Cinco tecnologias são suficientes para a transição energética
A energia fotovoltaica, a energia eólica, as baterias, os electrolisadores e os aspiradores de CO2, conhecidos como captura direta do ar (DAC), são as cinco tecnologias de que necessitamos para uma transição energética bem sucedida, afirma Christian Breyer. No entanto, o economista solar da Universidade de Tecnologia de Lappeenranta (LUT), na Finlândia, não acredita que as novas centrais hidroeléctricas, a energia geotérmica e a bioenergia sejam soluções convincentes. Nem o hidrogénio verde. Trata-se de uma fonte de energia pesada que deve ser apenas um elemento de base para outras, explica Breyer no programa "Climate Lab" da ntv.
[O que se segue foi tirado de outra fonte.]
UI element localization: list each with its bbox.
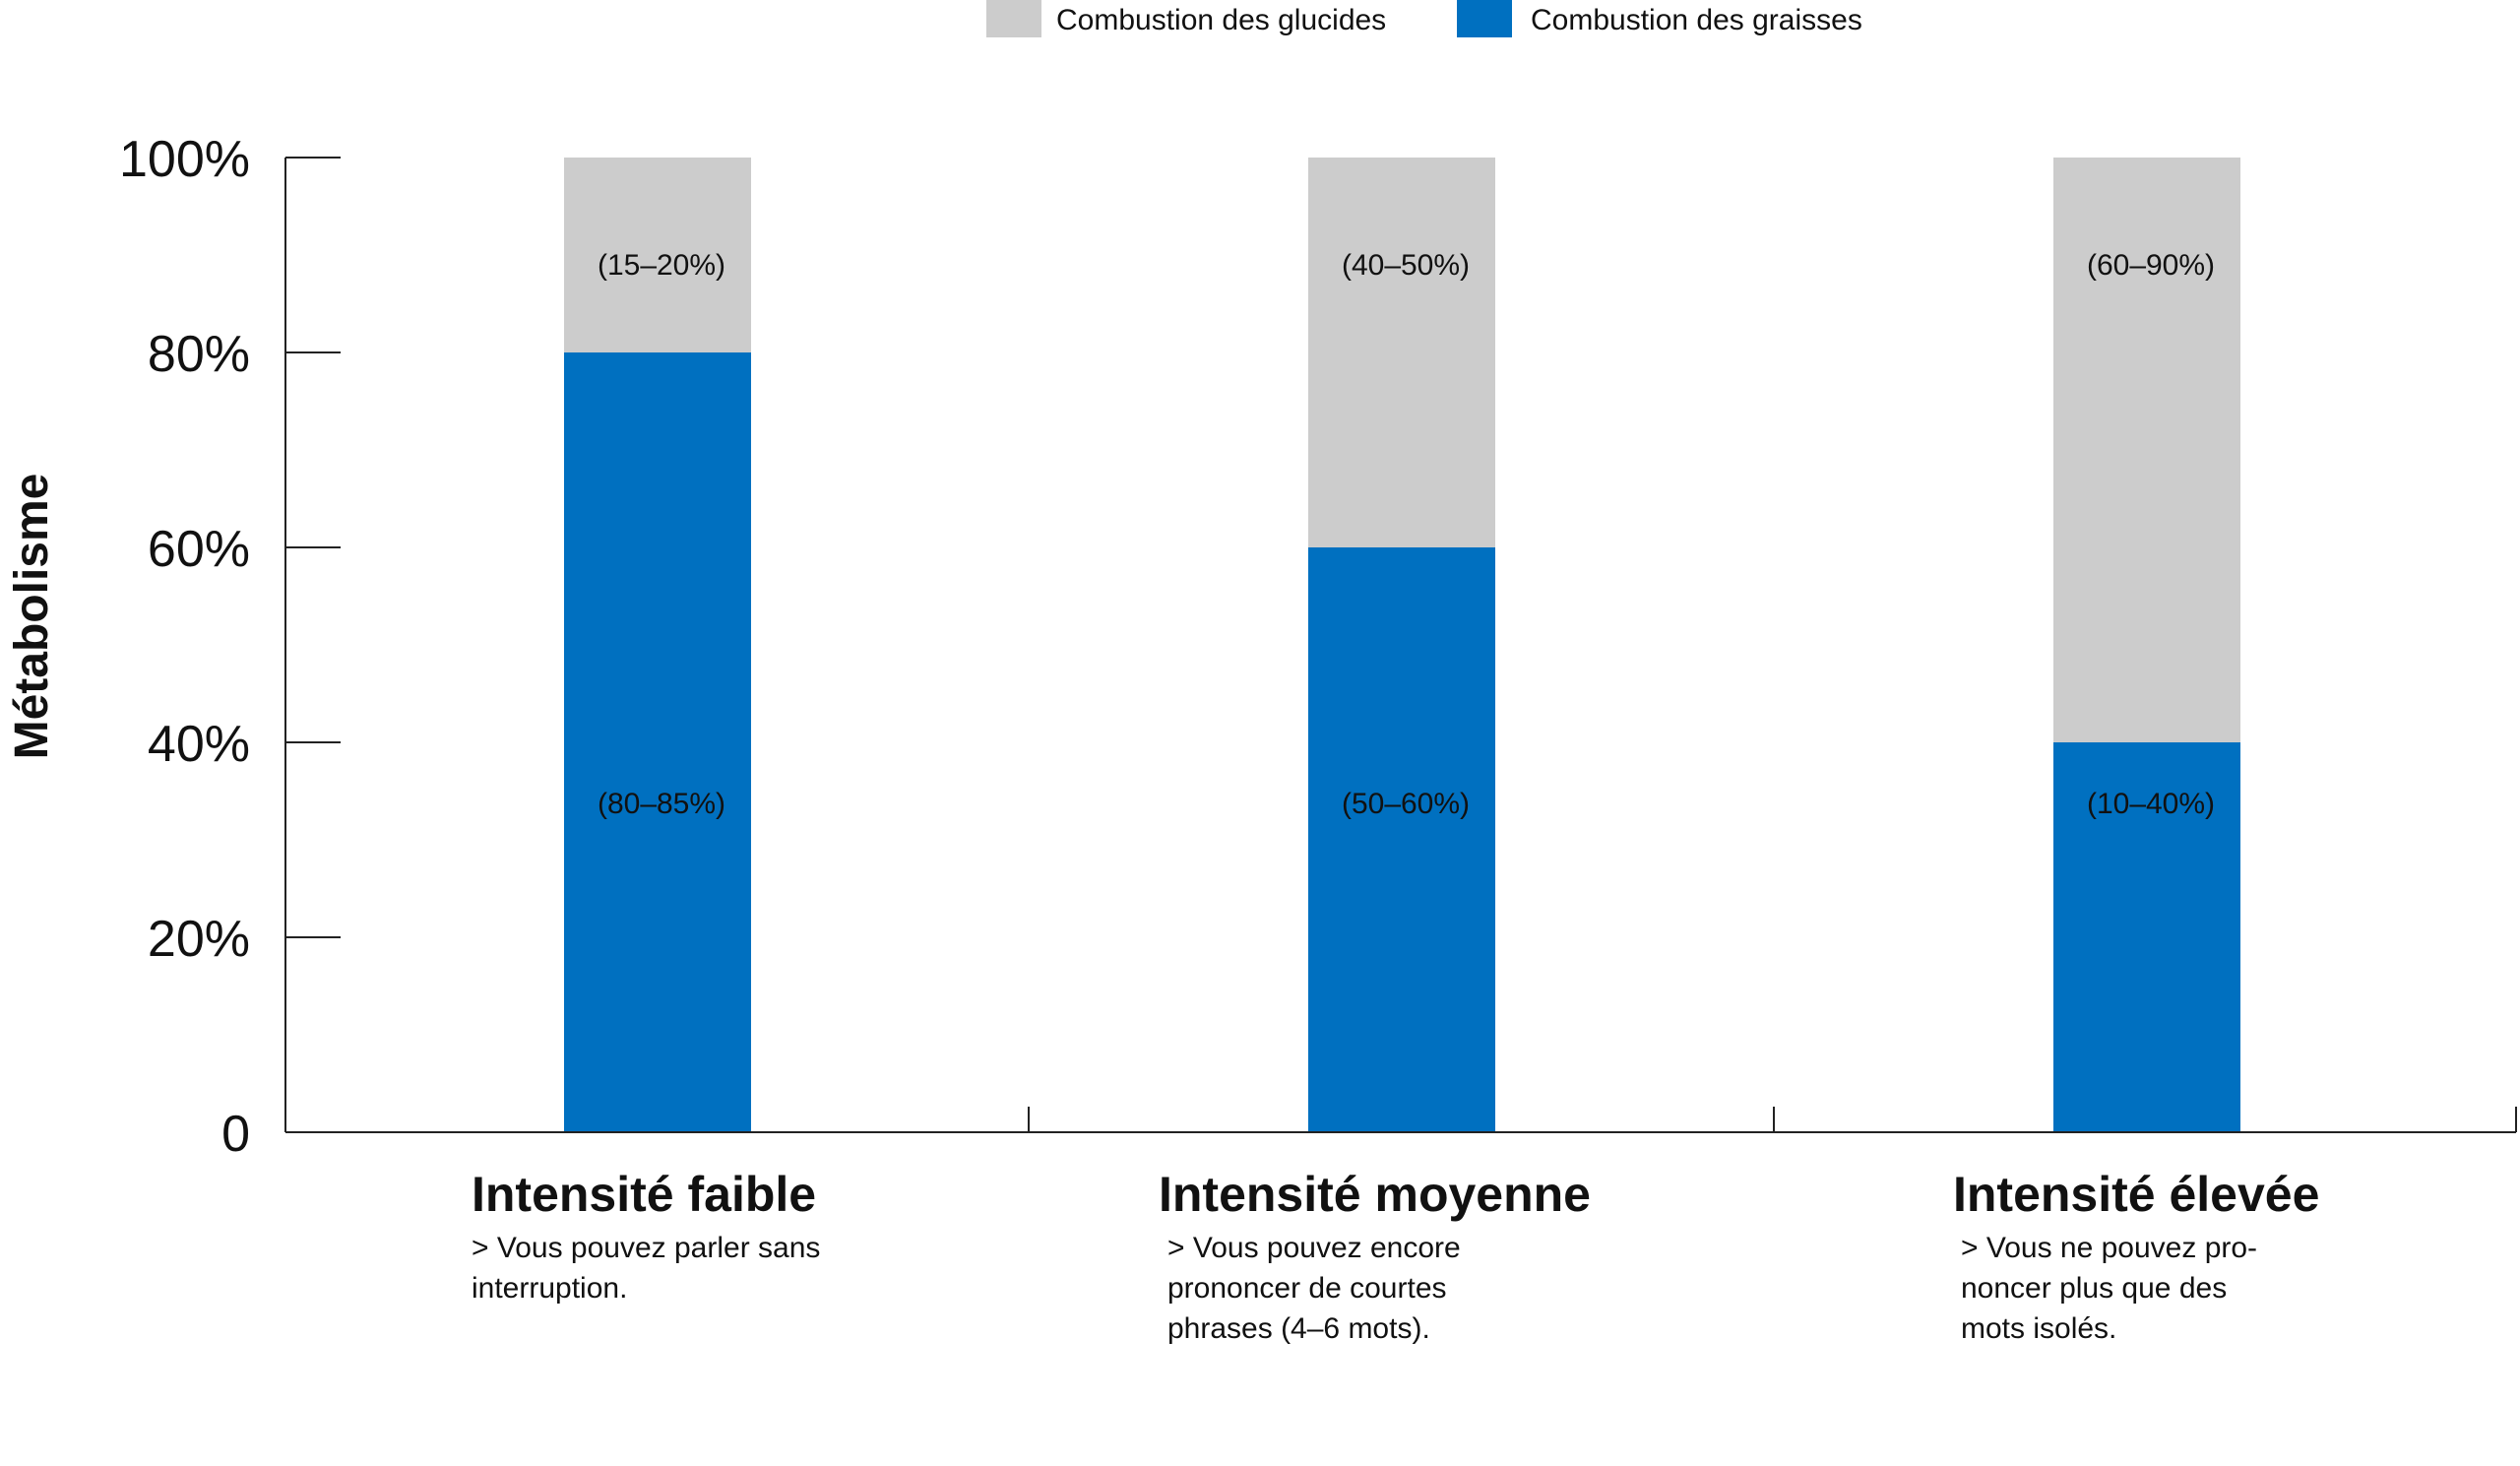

O investigador vê o futuro do abastecimento global de energia nos oceanos: Dentro de 30 anos, as centrais solares flutuantes poderão gerar eletricidade que pode ser convertida em amoníaco verde, metanol ou parafina em enormes fábricas offshore de combustíveis sintéticos e distribuída por todo o mundo - graças a processos com décadas de existência e à nova matéria-prima CO2.
ntv.de: O Governo alemão está a elaborar grandes planos para o hidrogénio, sonhando com sistemas de aquecimento a hidrogénio e terminais de gás líquido onde o hidrogénio verde irá um dia aterrar, mas o seu país não consta da lista. Porquê?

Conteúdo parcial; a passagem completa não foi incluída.